Стать прочнее (СИ)
— Но… я… — она попыталась упираться, по привычке оглядываясь по сторонам. Всё ещё ждала, что охранники придут на помощь.
— Не надо вырываться, а то окружающие подумают, что я тебя заставляю идти за собой.
— Но ты и так заставляешь меня, — прошипела Камилла, но шла, больше не сопротивляясь, чтобы не привлекать к себе ненужное внимание. При этом она старательно улыбалась окружающим. Хороша, даже сказать нечего. Не был бы женат, точно приударил бы за девочкой, а Витёк пошёл бы на хер, раз ушами хлопал, вместо того, чтобы моментом воспользоваться.
— Ну что ты, когда я заставляю, это выглядит немного по другому. Тебя же я настойчиво приглашаю. — Я улыбнулся, входя в ресторан.
— Я даже боюсь представить, как именно ты заставляешь, — прошептала она.
— Не стоит портить себе аппетит. Уверяю, Давид превзошел самого себя. — И я ловко отодвинул стул, помогая, а точнее, усаживая её на мягкое сиденье.
— Госпожа Камилла, какая неожиданная приятность, — Подоров приподнялся и наклонил голову. — Вы тоже знали Андрея Никитича?
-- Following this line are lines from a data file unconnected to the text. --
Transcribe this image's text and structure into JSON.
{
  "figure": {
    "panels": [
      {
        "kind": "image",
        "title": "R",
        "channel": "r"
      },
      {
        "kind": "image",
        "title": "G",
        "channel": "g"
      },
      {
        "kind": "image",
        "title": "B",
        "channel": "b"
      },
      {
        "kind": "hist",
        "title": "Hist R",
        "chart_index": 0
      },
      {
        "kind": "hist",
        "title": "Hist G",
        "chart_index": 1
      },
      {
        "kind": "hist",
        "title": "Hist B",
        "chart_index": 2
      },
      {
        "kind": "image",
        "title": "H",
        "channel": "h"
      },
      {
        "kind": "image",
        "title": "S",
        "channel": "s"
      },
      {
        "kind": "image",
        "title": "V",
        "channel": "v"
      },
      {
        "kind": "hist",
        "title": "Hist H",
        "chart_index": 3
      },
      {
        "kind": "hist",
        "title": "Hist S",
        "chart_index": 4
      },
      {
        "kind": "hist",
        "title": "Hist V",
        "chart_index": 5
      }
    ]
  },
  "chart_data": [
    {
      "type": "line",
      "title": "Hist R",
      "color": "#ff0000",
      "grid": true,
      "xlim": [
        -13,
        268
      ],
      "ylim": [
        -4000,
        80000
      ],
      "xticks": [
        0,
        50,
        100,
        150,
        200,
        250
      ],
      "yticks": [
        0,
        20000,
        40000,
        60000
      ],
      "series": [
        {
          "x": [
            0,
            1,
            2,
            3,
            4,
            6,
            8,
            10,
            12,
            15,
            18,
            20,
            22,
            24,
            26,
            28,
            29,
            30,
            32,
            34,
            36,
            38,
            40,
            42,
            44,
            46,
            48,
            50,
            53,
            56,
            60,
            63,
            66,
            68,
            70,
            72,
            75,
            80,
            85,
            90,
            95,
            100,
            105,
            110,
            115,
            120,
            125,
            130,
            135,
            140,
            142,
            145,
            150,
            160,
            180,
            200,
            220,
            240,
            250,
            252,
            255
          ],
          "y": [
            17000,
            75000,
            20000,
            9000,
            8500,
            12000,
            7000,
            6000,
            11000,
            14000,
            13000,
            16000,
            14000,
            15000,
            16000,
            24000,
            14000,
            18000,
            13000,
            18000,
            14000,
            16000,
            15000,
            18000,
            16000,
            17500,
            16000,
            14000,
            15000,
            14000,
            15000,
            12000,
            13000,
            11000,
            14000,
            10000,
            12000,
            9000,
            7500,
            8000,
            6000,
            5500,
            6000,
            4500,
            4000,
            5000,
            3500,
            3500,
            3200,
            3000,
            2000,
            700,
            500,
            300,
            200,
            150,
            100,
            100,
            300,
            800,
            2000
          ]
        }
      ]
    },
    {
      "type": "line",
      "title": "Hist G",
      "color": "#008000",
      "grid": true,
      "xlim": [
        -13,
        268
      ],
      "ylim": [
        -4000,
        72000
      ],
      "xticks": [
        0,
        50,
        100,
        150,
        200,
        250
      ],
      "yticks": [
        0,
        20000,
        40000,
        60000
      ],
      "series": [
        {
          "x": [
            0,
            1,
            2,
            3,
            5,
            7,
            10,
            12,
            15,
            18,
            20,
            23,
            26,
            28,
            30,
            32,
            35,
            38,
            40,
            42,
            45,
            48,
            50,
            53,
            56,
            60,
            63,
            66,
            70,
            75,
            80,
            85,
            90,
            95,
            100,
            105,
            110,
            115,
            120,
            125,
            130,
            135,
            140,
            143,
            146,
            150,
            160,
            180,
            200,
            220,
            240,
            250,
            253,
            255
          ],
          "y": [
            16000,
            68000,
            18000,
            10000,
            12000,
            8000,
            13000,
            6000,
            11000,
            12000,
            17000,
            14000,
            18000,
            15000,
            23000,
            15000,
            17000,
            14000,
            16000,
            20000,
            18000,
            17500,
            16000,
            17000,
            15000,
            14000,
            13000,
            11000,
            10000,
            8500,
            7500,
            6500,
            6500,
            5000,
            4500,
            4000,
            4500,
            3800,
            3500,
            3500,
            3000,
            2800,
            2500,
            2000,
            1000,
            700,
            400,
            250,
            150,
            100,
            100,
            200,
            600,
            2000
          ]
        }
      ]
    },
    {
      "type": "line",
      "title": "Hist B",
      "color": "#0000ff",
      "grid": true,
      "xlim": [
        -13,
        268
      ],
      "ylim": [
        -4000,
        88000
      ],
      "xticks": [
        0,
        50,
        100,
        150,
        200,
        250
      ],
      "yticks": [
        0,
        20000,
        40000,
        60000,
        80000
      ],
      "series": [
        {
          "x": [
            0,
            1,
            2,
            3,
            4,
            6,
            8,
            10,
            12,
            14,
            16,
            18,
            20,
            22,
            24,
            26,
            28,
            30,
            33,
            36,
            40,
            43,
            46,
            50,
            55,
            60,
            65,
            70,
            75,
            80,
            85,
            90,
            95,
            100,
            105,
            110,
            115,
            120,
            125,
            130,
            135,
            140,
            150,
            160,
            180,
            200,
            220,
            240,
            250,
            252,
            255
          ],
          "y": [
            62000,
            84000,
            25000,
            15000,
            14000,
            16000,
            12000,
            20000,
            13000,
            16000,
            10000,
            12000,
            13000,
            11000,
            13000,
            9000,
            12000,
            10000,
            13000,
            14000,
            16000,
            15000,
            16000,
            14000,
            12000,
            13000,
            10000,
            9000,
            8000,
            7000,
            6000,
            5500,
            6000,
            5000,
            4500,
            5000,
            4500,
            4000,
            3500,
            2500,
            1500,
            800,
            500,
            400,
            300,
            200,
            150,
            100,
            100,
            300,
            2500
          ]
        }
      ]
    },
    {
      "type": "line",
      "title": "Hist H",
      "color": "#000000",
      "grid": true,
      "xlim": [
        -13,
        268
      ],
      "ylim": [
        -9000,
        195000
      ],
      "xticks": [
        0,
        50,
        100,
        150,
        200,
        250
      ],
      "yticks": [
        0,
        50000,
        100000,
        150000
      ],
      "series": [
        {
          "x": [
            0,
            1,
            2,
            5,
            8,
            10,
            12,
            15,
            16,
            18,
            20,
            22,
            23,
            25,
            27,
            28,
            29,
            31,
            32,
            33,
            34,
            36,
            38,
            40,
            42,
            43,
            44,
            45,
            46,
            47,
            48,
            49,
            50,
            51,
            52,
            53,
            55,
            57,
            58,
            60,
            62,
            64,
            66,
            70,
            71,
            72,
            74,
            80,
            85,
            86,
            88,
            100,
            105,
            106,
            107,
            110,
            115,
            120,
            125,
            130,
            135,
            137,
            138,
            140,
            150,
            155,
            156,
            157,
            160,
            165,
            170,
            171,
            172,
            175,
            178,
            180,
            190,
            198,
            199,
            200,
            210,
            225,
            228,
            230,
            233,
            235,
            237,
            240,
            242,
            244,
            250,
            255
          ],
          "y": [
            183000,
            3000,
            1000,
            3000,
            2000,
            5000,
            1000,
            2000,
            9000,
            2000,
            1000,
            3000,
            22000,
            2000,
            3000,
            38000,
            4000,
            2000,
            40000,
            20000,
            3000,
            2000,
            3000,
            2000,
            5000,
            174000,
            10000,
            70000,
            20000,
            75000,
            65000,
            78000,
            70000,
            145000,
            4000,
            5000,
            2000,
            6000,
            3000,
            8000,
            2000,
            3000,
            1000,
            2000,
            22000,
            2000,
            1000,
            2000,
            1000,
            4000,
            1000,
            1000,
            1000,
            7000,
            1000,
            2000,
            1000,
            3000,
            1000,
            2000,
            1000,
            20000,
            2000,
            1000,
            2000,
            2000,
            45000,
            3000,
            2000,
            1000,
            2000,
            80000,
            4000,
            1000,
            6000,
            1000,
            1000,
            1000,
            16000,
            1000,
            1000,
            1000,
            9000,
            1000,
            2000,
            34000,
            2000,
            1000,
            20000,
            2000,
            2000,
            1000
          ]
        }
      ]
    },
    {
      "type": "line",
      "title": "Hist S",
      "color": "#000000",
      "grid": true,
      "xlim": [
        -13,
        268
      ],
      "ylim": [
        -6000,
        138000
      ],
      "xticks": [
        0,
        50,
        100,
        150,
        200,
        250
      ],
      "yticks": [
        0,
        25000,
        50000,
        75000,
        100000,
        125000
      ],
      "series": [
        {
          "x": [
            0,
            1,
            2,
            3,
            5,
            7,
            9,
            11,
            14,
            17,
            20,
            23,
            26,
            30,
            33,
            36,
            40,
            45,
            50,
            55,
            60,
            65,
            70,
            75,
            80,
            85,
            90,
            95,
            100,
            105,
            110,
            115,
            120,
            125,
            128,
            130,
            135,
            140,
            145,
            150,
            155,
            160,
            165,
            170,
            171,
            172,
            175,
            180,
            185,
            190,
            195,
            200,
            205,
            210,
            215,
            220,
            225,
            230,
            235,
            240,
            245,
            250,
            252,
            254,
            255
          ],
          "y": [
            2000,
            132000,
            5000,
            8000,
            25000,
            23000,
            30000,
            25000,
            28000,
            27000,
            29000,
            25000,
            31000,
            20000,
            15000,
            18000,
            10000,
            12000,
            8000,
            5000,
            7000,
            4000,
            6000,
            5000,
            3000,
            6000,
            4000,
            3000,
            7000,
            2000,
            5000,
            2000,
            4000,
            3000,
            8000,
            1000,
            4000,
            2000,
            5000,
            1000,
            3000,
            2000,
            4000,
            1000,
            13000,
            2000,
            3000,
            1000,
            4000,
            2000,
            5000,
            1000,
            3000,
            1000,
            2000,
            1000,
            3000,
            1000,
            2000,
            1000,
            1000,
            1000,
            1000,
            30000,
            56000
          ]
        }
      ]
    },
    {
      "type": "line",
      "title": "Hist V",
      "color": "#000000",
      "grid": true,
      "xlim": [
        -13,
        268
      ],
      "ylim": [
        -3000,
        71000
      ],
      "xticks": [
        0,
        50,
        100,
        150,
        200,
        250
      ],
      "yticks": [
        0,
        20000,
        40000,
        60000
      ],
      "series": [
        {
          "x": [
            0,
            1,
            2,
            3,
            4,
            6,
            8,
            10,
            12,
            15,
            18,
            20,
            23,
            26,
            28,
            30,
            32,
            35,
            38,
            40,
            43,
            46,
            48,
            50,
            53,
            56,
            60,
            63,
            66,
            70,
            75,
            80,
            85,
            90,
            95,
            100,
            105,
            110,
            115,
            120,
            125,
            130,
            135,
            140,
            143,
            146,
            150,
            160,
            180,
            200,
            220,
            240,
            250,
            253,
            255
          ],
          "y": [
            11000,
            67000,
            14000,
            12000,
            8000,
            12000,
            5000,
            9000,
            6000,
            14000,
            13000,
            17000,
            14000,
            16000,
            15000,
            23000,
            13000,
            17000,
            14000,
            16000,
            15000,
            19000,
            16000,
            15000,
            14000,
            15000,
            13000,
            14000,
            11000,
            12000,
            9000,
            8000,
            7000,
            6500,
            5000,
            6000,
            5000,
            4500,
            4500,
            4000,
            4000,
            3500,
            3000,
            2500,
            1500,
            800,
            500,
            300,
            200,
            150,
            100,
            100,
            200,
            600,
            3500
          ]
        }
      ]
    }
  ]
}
— Заочно, — процедила она. — Константин умеет быть чрезвычайно настойчивым, ему в такие моменты практически невозможно отказать.
— Увы, не всем и не во всём, — я развёл руками и в этот самый момент появился Армен, который нёс вино в оплетенной лозой бутылке.
— Сегодня такой скорбный день, — он покачал головой. — Даже небо льёт слёзы, — мы невольно повернули головы к окну, за которым действительно хлестал ливень. Надо же, мы так были заняты нашим маленьким противостоянием, что пропустили момент, когда пошёл дождь. — И даже лоза дала сегодня больше сока, чем обычно, оплакивая всеобщую потерю. Мы приняли решение огородить этот меч, чтобы он всегда напоминал нам о великом человеке, который оставил нам его здесь, как наказ. И прикрутим табличку. Вы же не против, Константин Витальевич?
— Э-э-э, — протянул я, глядя на упомянутый меч. Ну, ладно, пусть будет так. Пусть это Андрей Никитич, а не Егор Александрович тут силушку дурную показывал, и нечто важное потомкам передал. — Хорошо, я не возражаю.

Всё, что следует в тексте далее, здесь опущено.